Succession proposals can be fueled by the narcissism of small differences, where similarities between groups serves to make people more narcissistic and hyper-competitive.
The United States can be seen as having begun as a succession from the British Empire, and even today the US and Canadian governments inflame the narcissism of small differences by keeping Machias Seal Island as a disputed territory. Even when the ocean border was delineated to the east, the status of the island was purposely left unresolved. The lighthouse on the island is known for having lighthouse keepers; two Canadian Coast Guard members are kept stationed there in order to prevent Americans from coming and replacing the Canadian flag with an American one. The lighthouse keepers come and go on a 28-day rotation.
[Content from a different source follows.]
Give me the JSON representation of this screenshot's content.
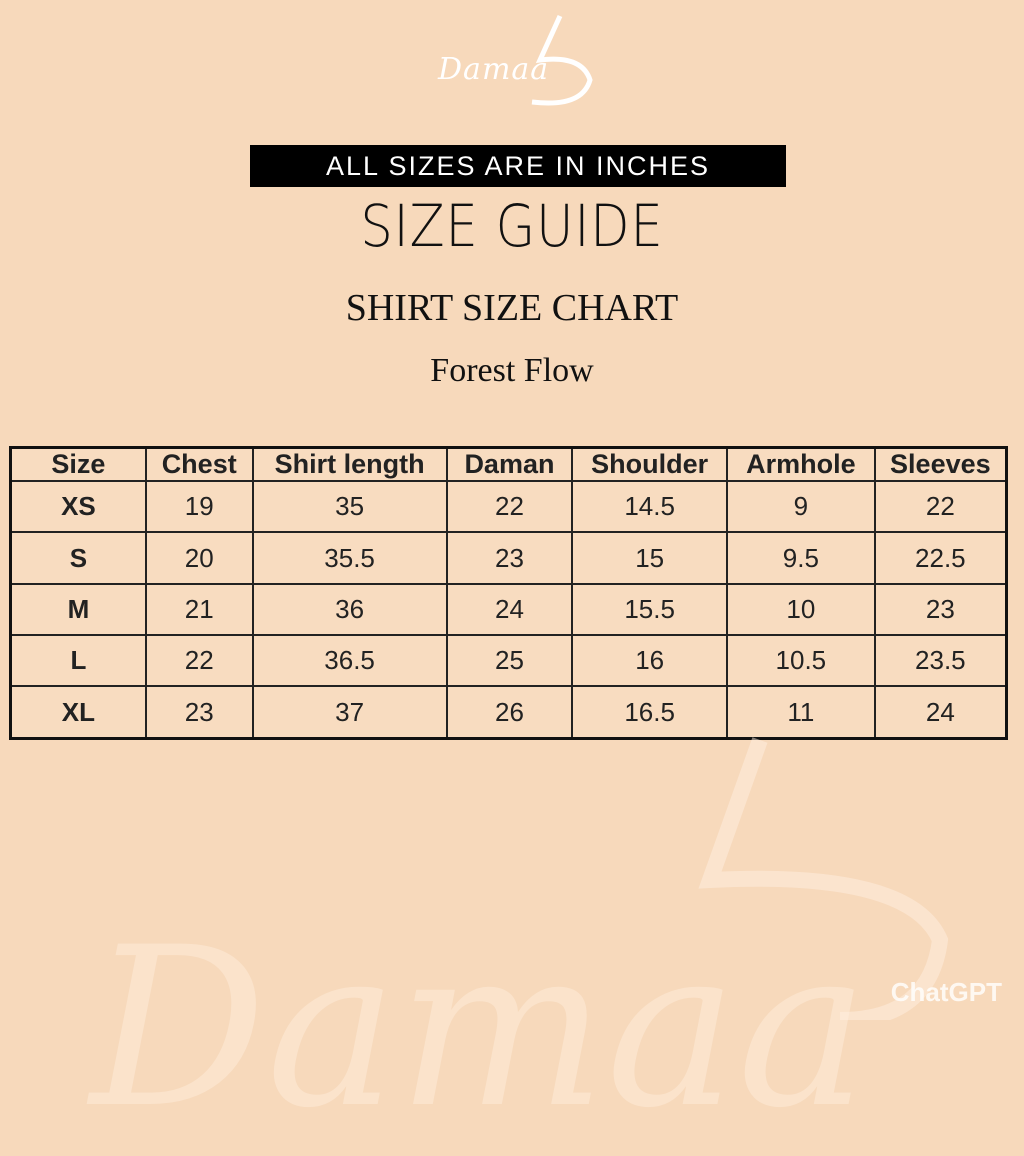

A succession movement from Door or Brown counties would also foster the narcissism of small differences elsewhere in Wisconsin and neighboring states. For example, the name “Cherry Republic” is already in use to refer to an area to the east of Door County where cherries are grown in Michigan. If Door County tried to be the Cherry Republic, this could make people in the other Cherry Republic displeased with the approbation of their brand.
The legal arguments for voiding the 1831 treaty and forming a State of Menominee could be at least as strong as the legal arguments for a State of Brown. Yet would anyone in Door County want it? Peninsulas seem fairly protected by geography, but things don’t always end up the way they were originally anticipated. Crimea is an example of this.
In Door County, the use of flags for political causes is an example of the narcissism of small differences. A court case dealing with group flags led to a settlement with the city of Boston for $2.125 million in attorney's fees and other costs. Boston now requires a city council resolution or mayoral proclamation to raise extra flags. Yet if the city allows some political or religious flags, but not others, this may end up in court again, time will tell.
The county board restricted the types of flags on county-owned flagpoles, but Cana Island will continue to have a US Lighthouse Service Pennant; that lighthouses need their flags is something the two Canadian Coast guard members would appreciate.